The way we keep time is imperfect, and it's causing plenty of problems for modern society.
But what scientists at the International Bureau of Weights and Measures in Paris, France (BIPM) have been considering eliminating next month could fundamentally change the way we tell time, and most people don't even know it exists. They plan on deciding whether or not to eliminate "leap seconds" from Coordinated Universal Time (UTC).
Most people are aware of leap years, which add an extra day (tacked on to the end of February) every four years in order to adjust for the extra partial day in Earth's yearly rotation around the sun. But leap seconds serve a much less predictable purpose: adding a second to the clock in an unpredictable pattern to account for slight, unpredictable changes in the Earth's rotation on its axis, caused by things like the gradual slowing of Earth's rotation caused by the friction of ocean tides or the gravitational pull of the moon.
Simply put, every now and then we have to stop the clock for a second, so the Earth's rotation can catch up to our measurement of time.
According to a press release from BIPM, government representatives at the World Radio Conference of the International Telecommunication Union in Geneva, Switzerland will decide whether or not these adjustments are to continue when they convene in January 2012. While many might think this ruins our fundamental perception of time (or, perhaps, that it could diverge real astronomical time from our atomic measurement of time), scientists say the effect would likely be minimal.

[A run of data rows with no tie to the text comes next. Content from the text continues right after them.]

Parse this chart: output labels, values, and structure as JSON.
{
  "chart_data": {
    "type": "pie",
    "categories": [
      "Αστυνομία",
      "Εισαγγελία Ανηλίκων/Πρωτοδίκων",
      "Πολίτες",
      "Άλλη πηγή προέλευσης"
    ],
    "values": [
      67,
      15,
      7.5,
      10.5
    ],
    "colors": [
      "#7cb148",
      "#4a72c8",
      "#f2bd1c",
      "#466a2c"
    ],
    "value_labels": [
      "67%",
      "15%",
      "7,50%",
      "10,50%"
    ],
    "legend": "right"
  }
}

In an interview with New Scientist, Felicitas Arias BIPM's "time director" explained that the difference between astronomical time and the unadjusted atomic time scale would be about half an hour in 600 years, so adjustments wouldn't be made in the near future:
It was agreed some years ago that we should not think of any kind of adjustment in the near future, the next 100 or 200 years. In about the year 2600 we will have a half-hour divergence. However, we don't know how time-keeping will be then, or how technology will be. So we cannot rule for the next six or seven generations.
In 100 years we will only see a 1-minute divergence, however, due to time zones, many already see up to half an hour in divergence from astronomical time.
While the change seems simple enough, it has major implications for technology, namely GPS systems that rely on precise timing to coordinate locations, BIPM discussed in a more recent release. By abolishing these pesky little differences (which occur about once every 1.5 years) greater safety can be ensured without sudden, unexpected stops in time.
Currently, BIPM calculates UTC based on an average of measurements from 400 atomic clocks around the world and UTC never differs from the time defined by the rotation of the Earth (UT1) by more than .9 seconds due to "leap seconds."